Port-au-Prince, 20 décembre 2025 — L’État haïtien a officiellement retrouvé Solino. Du moins, pour quelques heures, sous escorte, caméras allumées et communiqué soigneusement calibré. Ce samedi, les conseillers-présidents Leslie Voltaire et Edgar Leblanc Fils, accompagnés du Premier ministre Alix Didier Fils-Aimé, ont effectué une visite de terrain dans ce quartier meurtri, dans le cadre du programme solennellement baptisé « Retour au quartier ».
Selon la Primature, il s’agit d’un acte politique fort. Le message est clair, répété à l’envi : aucun territoire de la République ne sera abandonné. Une déclaration ambitieuse dans un pays où certains territoires ont surtout appris à survivre sans l’État.
« Leta retounen sou teren, Leta pran responsabilite l »,
a déclaré Leslie Voltaire, promettant ordre, dignité et espoir — le triptyque officiel désormais indissociable de toute visite gouvernementale.
Un rappel s’impose pourtant. Solino a été durement frappé par les gangs armés à partir d’octobre 2024, lors de l’offensive de la coalition Viv Ansanm, qui a semé la terreur dans plusieurs quartiers de Port-au-Prince. Les attaques ont provoqué l’exode massif des habitants, laissant le quartier pratiquement vide entre octobre et novembre 2024.
Les dégâts ont été considérables :
- maisons incendiées ou pillées,
- bâtiments criblés de balles,
- rues désertes,
- activités économiques paralysées.
Pendant de longs mois, Solino est devenu un symbole de ces quartiers abandonnés de fait, transformés en no man’s land urbain, où l’autorité de l’État n’était plus qu’un souvenir administratif.
C’est donc dans ce contexte que le pouvoir a fait son entrée.
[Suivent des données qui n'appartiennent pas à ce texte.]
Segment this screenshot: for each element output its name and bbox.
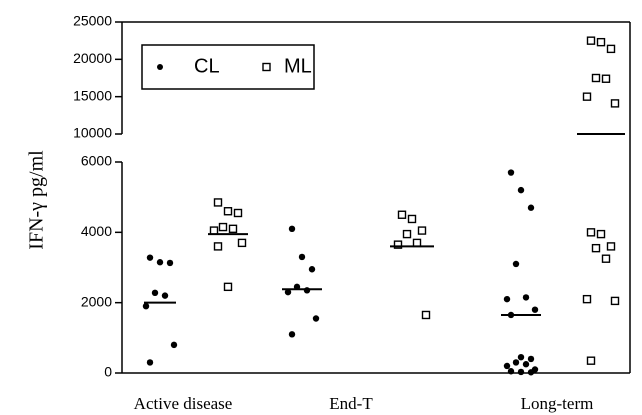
y-tick-label: 0	[104, 364, 112, 380]
x-category-label: Active disease	[134, 394, 233, 413]
y-tick-label: 2000	[81, 293, 112, 309]
x-category-label: Long-term	[521, 394, 594, 413]
data-point-ml	[393, 240, 403, 249]
y-tick-label: 6000	[81, 153, 112, 169]
data-point-cl	[142, 302, 150, 310]
legend-cl-label: CL	[194, 55, 220, 77]
y-ticks: 0 2000 4000 6000 10000 15000 20000 25000	[73, 13, 122, 380]
data-point-cl	[507, 169, 515, 176]
axes	[121, 21, 631, 374]
legend: CL ML	[141, 44, 315, 90]
data-point-cl	[531, 306, 539, 313]
data-point-ml	[586, 228, 596, 237]
legend-cl-marker	[157, 64, 163, 70]
data-point-cl	[312, 315, 320, 322]
data-point-ml	[397, 210, 407, 219]
data-point-ml	[213, 242, 223, 251]
data-point-ml	[601, 74, 611, 83]
data-point-cl	[517, 368, 525, 376]
data-point-cl	[308, 266, 316, 273]
median-lines	[144, 133, 625, 316]
data-point-cl	[284, 288, 292, 296]
data-point-ml	[228, 224, 238, 234]
data-point-ml	[223, 282, 233, 292]
data-point-cl	[522, 361, 530, 368]
x-category-labels: Active disease End-T Long-term	[134, 394, 594, 413]
data-point-ml	[402, 229, 412, 239]
data-point-cl	[170, 341, 178, 349]
data-point-ml	[591, 73, 601, 83]
data-point-cl	[517, 353, 525, 361]
data-point-cl	[517, 186, 525, 194]
y-tick-label: 20000	[73, 50, 112, 66]
data-point-cl	[151, 289, 159, 297]
data-point-ml	[407, 214, 417, 224]
data-point-cl	[512, 260, 520, 268]
data-point-ml	[412, 238, 422, 248]
data-point-cl	[503, 362, 511, 370]
data-point-ml	[586, 36, 596, 45]
data-point-ml	[586, 356, 596, 365]
data-point-ml	[606, 242, 616, 251]
data-point-cl	[161, 292, 169, 299]
data-point-ml	[596, 37, 606, 47]
data-point-cl	[503, 295, 511, 303]
data-point-cl	[527, 369, 535, 376]
data-point-ml	[601, 254, 611, 263]
data-point-cl	[146, 359, 154, 366]
data-point-ml	[610, 296, 620, 306]
legend-ml-marker	[262, 62, 271, 72]
y-tick-label: 15000	[73, 87, 112, 103]
data-point-ml	[237, 238, 247, 248]
data-point-cl	[298, 253, 306, 261]
data-point-ml	[582, 92, 592, 101]
data-point-cl	[288, 331, 296, 338]
data-point-cl	[166, 259, 174, 267]
data-point-ml	[606, 44, 616, 54]
data-point-cl	[527, 355, 535, 363]
data-point-cl	[288, 225, 296, 233]
legend-ml-label: ML	[284, 55, 312, 77]
data-points	[142, 36, 620, 376]
y-axis-label: IFN-γ pg/ml	[26, 150, 48, 250]
data-point-ml	[421, 310, 431, 320]
data-point-ml	[223, 207, 233, 216]
data-point-cl	[156, 259, 164, 266]
data-point-ml	[582, 294, 592, 304]
x-category-label: End-T	[329, 394, 373, 413]
data-point-ml	[591, 243, 601, 253]
data-point-cl	[507, 368, 515, 375]
data-point-cl	[512, 359, 520, 366]
y-tick-label: 4000	[81, 223, 112, 239]
legend-box	[141, 44, 315, 90]
data-point-ml	[417, 226, 427, 235]
y-tick-label: 25000	[73, 13, 112, 29]
data-point-ml	[233, 208, 243, 218]
data-point-cl	[303, 287, 311, 294]
data-point-ml	[610, 99, 620, 108]
data-point-cl	[522, 294, 530, 301]
data-point-ml	[213, 198, 223, 207]
data-point-ml	[218, 222, 228, 232]
data-point-ml	[209, 226, 219, 235]
data-point-cl	[146, 254, 154, 261]
y-tick-label: 10000	[73, 125, 112, 141]
data-point-ml	[596, 229, 606, 239]
data-point-cl	[527, 204, 535, 211]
Le programme gouvernemental prévoit une première phase consacrée à la sécurité et à l’organisation, suivie d’une deuxième phase annoncée comme plus concrète, avec intensification des visites de terrain et préparation d’actions à venir.
Plusieurs ministres, dont Raphaël Hosty et Paul Antoine Bien-Aimé, ont accompagné la délégation pour illustrer l’engagement collectif du gouvernement et sa volonté affichée de rebâtir la confiance entre l’État et les citoyens.
Toutefois, un détail — et non des moindres — mérite d’être souligné : la Police nationale d’Haïti dirigée par Vladimir Paraison n’a publié aucune annonce officielle confirmant une reprise effective et durable du contrôle sécuritaire de Solino. La dernière fois que les gangs avaient invité la population de Solino à revenir dans la Zone, la PNH avait signalé qu’il pourrait s’agir d’un piège. Aujourd’hui, la PNH ne dit rien sur ce retour anoncé par la Privation et 2 Conseillers Présidents.
Le retour proclamé de l’État repose donc, pour l’instant, davantage sur un signal politique que sur une communication sécuritaire formelle.
Mais au-delà des mots, l’image la plus commentée de la visite reste politique. À Solino, Edgar Leblanc Fils est apparu clairement aligné, au sens propre comme au figuré, entre le Premier ministre Alix Didier Fils-Aimé et Leslie Voltaire.
Un détail lourd de sens dans un contexte où chaque posture, chaque silence et chaque positionnement sont interprétés. Cette image vaut presque déclaration : à défaut d’un État solidement installé à Solino, le pouvoir, lui, affiche une unité soigneusement mise en scène.
La Primature conclut que Solino symbolise le retour de l’État sur tout le territoire national. Reste à savoir si ce retour sera permanent ou s’il s’agit d’une présence ponctuelle, le temps d’une visite officielle et de quelques images fortes.
Car à Solino comme ailleurs, le véritable retour de l’État ne se mesure ni en discours ni en déplacements ministériels, mais en présence continue, en sécurité réelle et en retour effectif des habitants.
Pour l’instant, Solino a vu l’État passer.
Il attend encore de voir s’il restera.